The 1930s was a decade of great contrasts; following the excesses of the twenties, the Wall Street Crash resulted in Depression that affected the UK in a number of ways, dividing areas of collapsing traditional industry, such as ship-building any mining in the North East, with new development of electrical goods in the South. Political unrest was also an issue, with the eventual beginning of World War II at the very end of the decade.
The Décor of the Thirties
The interior design of the era was very much an evolution of the décor of the 1920s; Art Deco was still very popular, as was Modernism. This was increasingly combined with historical styles such as that of the Tudor and Georgian eras.
Electricity was more widely available, with lighting and appliances increasingly popular. However to a certain extent this was still only really accessible to the wealthiest in early 20th century society.
Furniture was minimalist, often heavily influenced by European and Bauhaus architects and designers. The three-piece suite also became an important fixture of the 1930s family home.
European artists and architects such as Marcel Breuer and Alvar Aalto popularised modernist wooden furniture, contributing pieces such as the cantilever chair. In the art world, Edward Hopper and Grant Wood’s realist paintings provided an artistic insight into everyday American life.
Back in the UK, Clarice Cliff was a ceramics designer whose work became extremely well-known during the thirties. The vibrant colours of her range of her pottery (pictured) became so popular that Cliff opened her own shop, and employed as many as 100 young painters to work under her direction.
How to recreate the look
Touches of glass, either stained glass, lighting or decorative accessories, can add a 1930s feel to any room; go as modern as you like to complement your personal style. For furniture, choose boxy, minimalist pieces accentuated with Art Deco prints.

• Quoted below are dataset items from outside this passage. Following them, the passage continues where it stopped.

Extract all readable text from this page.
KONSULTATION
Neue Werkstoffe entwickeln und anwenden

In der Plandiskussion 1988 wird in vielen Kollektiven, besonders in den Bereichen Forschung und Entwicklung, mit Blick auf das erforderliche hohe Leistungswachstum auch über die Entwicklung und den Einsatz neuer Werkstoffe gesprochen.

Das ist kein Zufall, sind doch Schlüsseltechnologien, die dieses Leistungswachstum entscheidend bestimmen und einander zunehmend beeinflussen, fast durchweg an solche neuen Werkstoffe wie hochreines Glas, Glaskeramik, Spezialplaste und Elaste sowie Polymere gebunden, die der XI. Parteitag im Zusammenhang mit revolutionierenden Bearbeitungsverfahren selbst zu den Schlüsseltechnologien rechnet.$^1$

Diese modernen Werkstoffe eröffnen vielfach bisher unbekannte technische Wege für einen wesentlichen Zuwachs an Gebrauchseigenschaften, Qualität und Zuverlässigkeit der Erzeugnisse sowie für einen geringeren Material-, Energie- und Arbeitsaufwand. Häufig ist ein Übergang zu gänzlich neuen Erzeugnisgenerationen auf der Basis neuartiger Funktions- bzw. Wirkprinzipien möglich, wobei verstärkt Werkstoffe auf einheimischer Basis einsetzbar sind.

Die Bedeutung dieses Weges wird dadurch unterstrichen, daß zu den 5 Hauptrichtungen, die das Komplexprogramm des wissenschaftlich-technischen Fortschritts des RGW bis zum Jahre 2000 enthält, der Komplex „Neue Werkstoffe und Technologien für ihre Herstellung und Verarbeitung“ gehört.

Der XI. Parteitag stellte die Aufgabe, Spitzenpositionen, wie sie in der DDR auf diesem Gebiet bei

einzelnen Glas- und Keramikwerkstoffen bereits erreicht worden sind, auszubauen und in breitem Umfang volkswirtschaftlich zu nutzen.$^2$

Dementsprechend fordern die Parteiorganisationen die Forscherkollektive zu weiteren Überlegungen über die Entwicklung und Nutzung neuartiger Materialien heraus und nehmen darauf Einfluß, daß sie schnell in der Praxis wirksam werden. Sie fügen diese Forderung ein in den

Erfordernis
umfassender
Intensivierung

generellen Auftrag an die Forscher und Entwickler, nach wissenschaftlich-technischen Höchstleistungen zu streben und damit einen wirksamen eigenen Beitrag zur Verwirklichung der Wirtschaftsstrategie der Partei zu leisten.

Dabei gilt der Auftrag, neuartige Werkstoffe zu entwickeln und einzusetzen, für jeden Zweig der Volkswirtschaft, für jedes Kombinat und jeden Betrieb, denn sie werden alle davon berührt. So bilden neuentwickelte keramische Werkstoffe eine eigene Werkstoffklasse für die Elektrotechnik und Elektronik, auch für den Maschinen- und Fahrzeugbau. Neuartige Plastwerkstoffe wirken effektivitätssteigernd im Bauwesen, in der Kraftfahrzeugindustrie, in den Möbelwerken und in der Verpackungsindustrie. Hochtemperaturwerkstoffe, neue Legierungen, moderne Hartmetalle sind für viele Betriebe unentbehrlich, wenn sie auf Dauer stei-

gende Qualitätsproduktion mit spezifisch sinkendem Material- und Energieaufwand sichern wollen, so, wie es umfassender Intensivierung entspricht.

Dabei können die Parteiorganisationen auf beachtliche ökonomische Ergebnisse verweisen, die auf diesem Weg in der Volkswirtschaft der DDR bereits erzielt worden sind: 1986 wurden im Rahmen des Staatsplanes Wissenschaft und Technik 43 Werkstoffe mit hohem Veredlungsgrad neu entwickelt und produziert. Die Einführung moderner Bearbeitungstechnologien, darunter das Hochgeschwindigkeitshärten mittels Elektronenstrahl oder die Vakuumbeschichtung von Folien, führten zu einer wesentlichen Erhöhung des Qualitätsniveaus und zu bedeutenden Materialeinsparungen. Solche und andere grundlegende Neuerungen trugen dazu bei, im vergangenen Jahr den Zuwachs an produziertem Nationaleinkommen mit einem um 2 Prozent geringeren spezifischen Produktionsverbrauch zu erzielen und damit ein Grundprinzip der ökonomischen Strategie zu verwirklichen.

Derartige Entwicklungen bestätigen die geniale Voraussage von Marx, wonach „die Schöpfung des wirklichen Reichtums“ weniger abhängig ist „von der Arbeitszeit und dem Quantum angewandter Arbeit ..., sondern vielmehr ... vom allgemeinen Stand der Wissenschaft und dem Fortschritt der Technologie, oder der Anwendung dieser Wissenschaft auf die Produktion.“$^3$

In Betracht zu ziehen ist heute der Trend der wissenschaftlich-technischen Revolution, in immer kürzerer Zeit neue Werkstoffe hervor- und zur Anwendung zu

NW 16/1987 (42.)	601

When choosing a colour scheme, varying shades of blue and brown were popular during the thirties; both can be easily updated by choosing modern tones of teal or turquoise, or contrasting fresher colours with black and white.
If you’re lucky enough to have period features in your home, emphasising these more traditional elements while combining them with modern décor will recreate the 1930s concept of mixing old and new.